Author: @mfriedrich
Version: v0.1Tested with Icinga 2 v2.10.x & v2.11.x
Rationale
We’ve created this “live” while learning more about the Icinga DSL during a NETWAYS trainee workshop.
The idea is to get a list with counts on check plugin usage. That way you can analyse further with check latency and other performance issues.
In contrast to the static configuration and CheckCommand objects, this fetches the live information from the executed check results. If you have many pending checks, just wait a while after an initial start.
Resources
DSL
Use the debug console to connect to a running Icinga 2 API.
$ icinga2 console --connect 'https://root:icinga@localhost:5665/'
Run the following snippet.
// Collect the result, key is the plugin name, value is an incremented counter
res = {};
// Iterate over all service objects and fetch the check result
for (s in get_objects(Service)) {
var cr = s.last_check_result;
if (!cr) { continue; }
var command = cr.command
// Default is an array, but there may be a String as well.
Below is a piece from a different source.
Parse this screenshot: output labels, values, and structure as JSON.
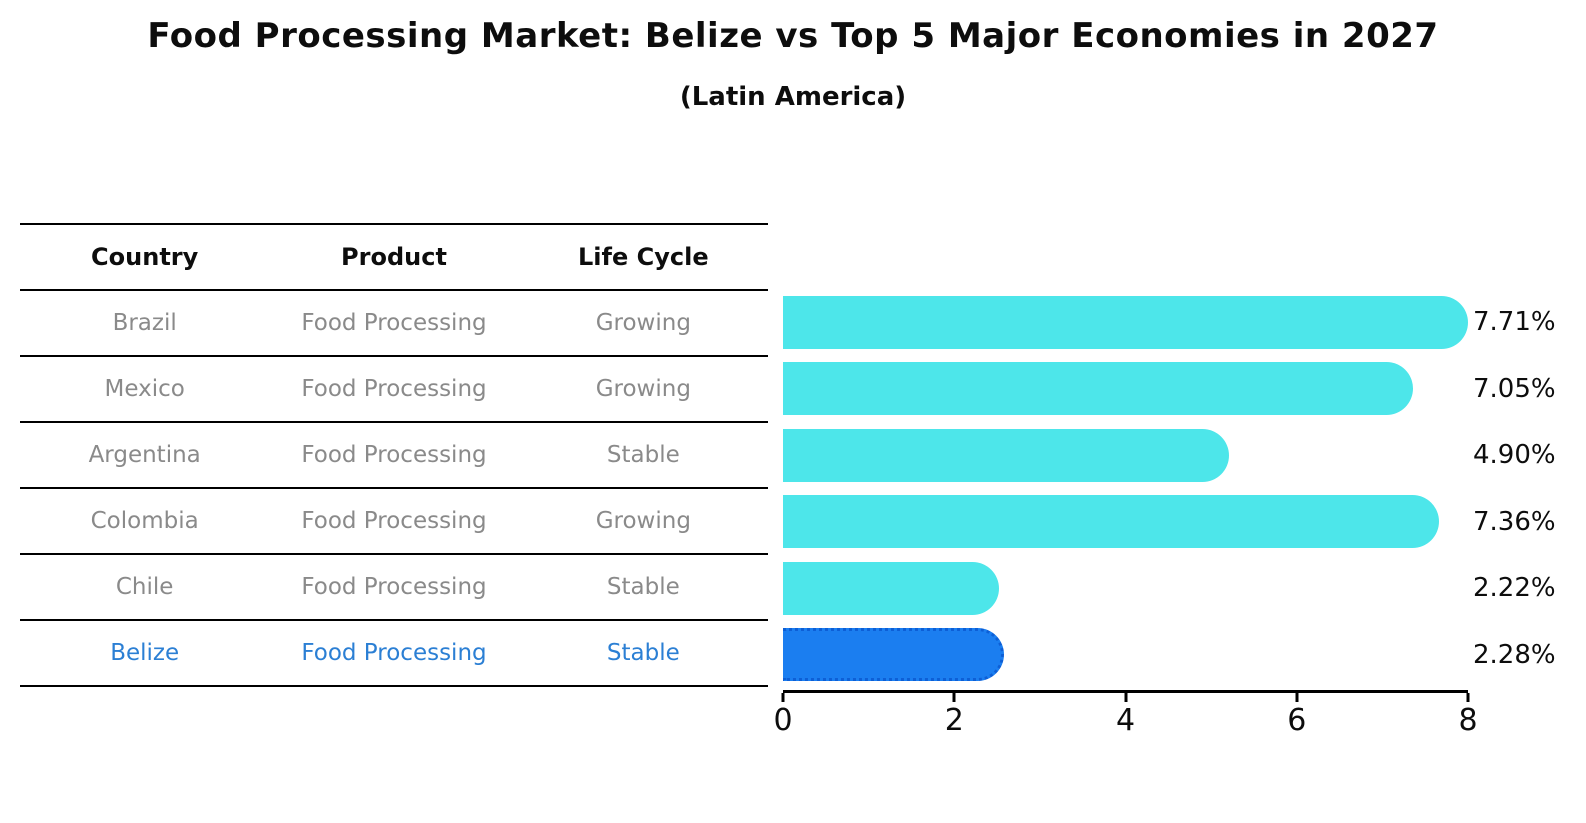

if (typeof(command) == Array) {
for (a in command) {
if (match("*check_*", a)) {
res[a] += 1
}
}
} else if (typeof(command) == String){
res[command] += 1
}
};
// Print the result
res
Examples
<8> => res
{
"/usr/lib64/nagios/plugins/check_disk" = 2.000000
"/usr/lib64/nagios/plugins/check_dns" = 2.000000
"/usr/lib64/nagios/plugins/check_http" = 9.000000
"/usr/lib64/nagios/plugins/check_load" = 3.000000
"/usr/lib64/nagios/plugins/check_mysql_health" = 11.000000
"/usr/lib64/nagios/plugins/check_ping" = 6.000000
"/usr/lib64/nagios/plugins/check_procs" = 1.000000
"/usr/lib64/nagios/plugins/check_ssh" = 4.000000
"/usr/lib64/nagios/plugins/check_swap" = 1.000000
"/usr/lib64/nagios/plugins/check_users" = 1.000000
}
<52> => res
{
"/usr/local/sbin/check_dns_health_check.sh" = 1.000000
dummy = 4.000000
random = 2.000000
}
Note: dummy
and random
are internal checks, in order to collect them, v2.11 is required.
Ideas
- The match for
check_
might not be sufficient with plugins named differently, consider that for the result set. - The above works for Service objects only, Host objects need to be added in a separate loop.
- Use
schedule_*
andexecution_*
to calculate the check latency. - Use the above to calculate an average check latency for each check plugin.
- Move the code snippet into a global function, and call it from a dummy check similar to the cluster checks shown in the docs.